Ассоциативные связи между различными коммуникативными фрагментами могут быть прямыми либо опосредованными, двусторонними либо многосторонними и многонаправленными. Они могут иметь разную степень очевидности и интенсивности — от почти полного слияния, при котором два близкородственных стационарных выражения мерцают в качестве модификаций некоего совокупного образа, до далеких, едва намечаемых ассоциативных притяжений, становящихся заметными лишь при наличии определенных благоприятных условий. Каждый раз, когда говорящий соприкасается с каким-либо КФ в своей языковой деятельности, это соприкосновение немедленно отзывается ассоциативным напоминанием о целом ряде других КФ, так или иначе с ним сопряженных в его языковой памяти. Эта ассоциативная среда, в окружении которой фрагмент выступает в данном акте языковой деятельности, определяет и его собственную судьбу в этом акте (то есть то, какое он в нем займет место и каким при этом подвергнется модификациям), и те последствия, которые будет иметь его употребление в масштабах коммуникативного целого: те проспективные и ретроспективные влияния, которые будут расходиться от этого выражения, точно круги по воде, на всем пространстве данного коммуникативного действия.
Я уже говорил о том, что языковая память представляется мне в образе некоей «суперкубистической» композиции, грандиозно многомерной, различные частицы которой просвечивают и отражаются друг в друге в бесчисленном множестве разных направлений, причем эти взаимные отражения имеют подвижно-мерцающий характер. Чтобы описать хотя бы с минимальной степенью обстоятельности типичные фигуры и их перестроения, возникающие в этом п-мерном калейдоскопе, и получающиеся в результате эффекты, потребовалась бы по меньшей мере еще одна книга. В этой главе я попытаюсь, нисколько не претендуя на подобную обстоятельность, лишь наметить некоторые параметры, представляющиеся мне существенными для такого описания.
1. Рассмотрим прежде всего вопрос о конститутивных признаках, на основе которых могут возникать ассоциативные сопряжения между коммуникативными фрагментами. Следует подчеркнуть бесконечное, никоим образом твердо не регламентируемое разнообразие путей и признаков, по которым и на основании которых процессы ассоциативных сопряжении развертываются в языковом мышлении говорящих. Эффект сопряженности двух или нескольких КФ может возникнуть на основании сходства их звуковой и/или графической формы, либо их предметного значения, либо каких-то общих свойств того образного отклика, который они вызывают в представлении; на основании принадлежности к одной тематической, ситуативной, сюжетной, жанровой сфере; на основании способности пробуждать сходные реминисценции[105]. Сама степень этого сходства может быть различной — от очевидного параллелизма формы и смысла до маргинальных, почти случайных общих деталей, которые, однако, могут при каких-то благоприятных обстоятельствах обратить на себя внимание говорящего и вызвать ассоциативное наслоение соответствующих выражений в его языковых преставлениях[106].

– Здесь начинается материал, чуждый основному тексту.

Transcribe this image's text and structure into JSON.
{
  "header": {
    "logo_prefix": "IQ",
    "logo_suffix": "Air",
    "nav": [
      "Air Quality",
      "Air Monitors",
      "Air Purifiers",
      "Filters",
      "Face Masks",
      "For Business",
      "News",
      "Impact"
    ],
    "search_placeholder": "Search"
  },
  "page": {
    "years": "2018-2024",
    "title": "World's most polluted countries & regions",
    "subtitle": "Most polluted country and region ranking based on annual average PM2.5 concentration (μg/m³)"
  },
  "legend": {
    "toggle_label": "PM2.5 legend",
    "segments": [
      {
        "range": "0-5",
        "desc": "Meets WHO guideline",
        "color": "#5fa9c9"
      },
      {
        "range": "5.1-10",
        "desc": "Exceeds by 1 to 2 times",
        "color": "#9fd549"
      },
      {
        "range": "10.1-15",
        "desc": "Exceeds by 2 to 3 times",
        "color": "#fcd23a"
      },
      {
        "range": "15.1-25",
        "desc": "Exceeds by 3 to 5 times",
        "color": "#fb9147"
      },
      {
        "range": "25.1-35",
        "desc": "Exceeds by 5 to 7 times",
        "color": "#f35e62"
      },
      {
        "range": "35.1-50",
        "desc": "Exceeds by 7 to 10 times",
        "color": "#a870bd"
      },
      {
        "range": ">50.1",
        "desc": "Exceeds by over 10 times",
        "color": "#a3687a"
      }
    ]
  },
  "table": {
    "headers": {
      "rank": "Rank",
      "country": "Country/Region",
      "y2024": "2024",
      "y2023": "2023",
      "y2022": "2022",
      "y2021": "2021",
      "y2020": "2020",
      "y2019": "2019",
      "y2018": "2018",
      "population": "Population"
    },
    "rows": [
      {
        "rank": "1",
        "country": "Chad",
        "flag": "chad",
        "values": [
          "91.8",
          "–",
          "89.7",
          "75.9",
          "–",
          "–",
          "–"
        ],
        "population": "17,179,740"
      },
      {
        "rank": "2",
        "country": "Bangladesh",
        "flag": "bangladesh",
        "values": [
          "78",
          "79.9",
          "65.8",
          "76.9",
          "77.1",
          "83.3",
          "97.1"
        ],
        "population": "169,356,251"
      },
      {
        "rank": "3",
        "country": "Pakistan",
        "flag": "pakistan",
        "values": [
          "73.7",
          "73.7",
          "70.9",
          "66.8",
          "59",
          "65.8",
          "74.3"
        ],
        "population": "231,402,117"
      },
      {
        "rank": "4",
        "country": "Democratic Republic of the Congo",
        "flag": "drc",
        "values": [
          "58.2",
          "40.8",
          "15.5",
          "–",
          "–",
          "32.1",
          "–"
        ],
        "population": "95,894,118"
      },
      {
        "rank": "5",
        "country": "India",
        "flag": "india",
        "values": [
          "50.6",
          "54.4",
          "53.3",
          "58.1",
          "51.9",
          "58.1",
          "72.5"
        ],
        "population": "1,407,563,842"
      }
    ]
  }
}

Мне вспоминаются слова Н. С. Трубецкого по поводу созданной им классификации фонологических оппозиций: «Нельзя противопоставить чернильницу и свободу воли»[107]. Этот заведомо нелепый, с точки зрения Трубецкого, пример призван был служить негативной иллюстрацией того факта, что связи и противопоставления между элементами языковой структуры имеют ограниченный и упорядоченный характер, который может быть разумным образом описан. Однако в действительности этот пример может служить иллюстрацией иллюзорности всех и всяческих «четких» и «разумных» классификационных критериев в применении к языку. Нет ничего легче, чем представить себе противопоставление, либо, если угодно, сопоставление чернильницы и свободы воли, — для этого нужно только посмотреть на них не как на имманентные смысловые «элементы», но как на часть той или иной коммуникативной среды, к которой они могли бы совместно принадлежать и в пространстве которой они могли бы выступать, в зависимости от свойств такой среды и позиции по отношению к ней субъекта, в качестве аналогов либо антиподов. Чернильница может служить воплощением бюрократического мира — этого типичного антипода свободы воли в романтическом сознании и романтическом дискурсе; или чернильница может обернуться символом творческого вдохновения, волшебным медиумом, посредством которого получает выражение творческая воля художника — магическим кристаллом, позволяющим увидеть даль свободного романа[108]; и разве не было самоубийство Есенина, воспринимавшееся многими в контексте надвигавшегося советского оледенения как символический акт утверждения личной свободы, тесно сопряжено с засохшей чернильницей в номере гостиницы? разве не побудило оно Маяковского призвать к увеличению производства чернил в качестве средства борьбы с ростом числа самоубийств? — и т. д., и т. д.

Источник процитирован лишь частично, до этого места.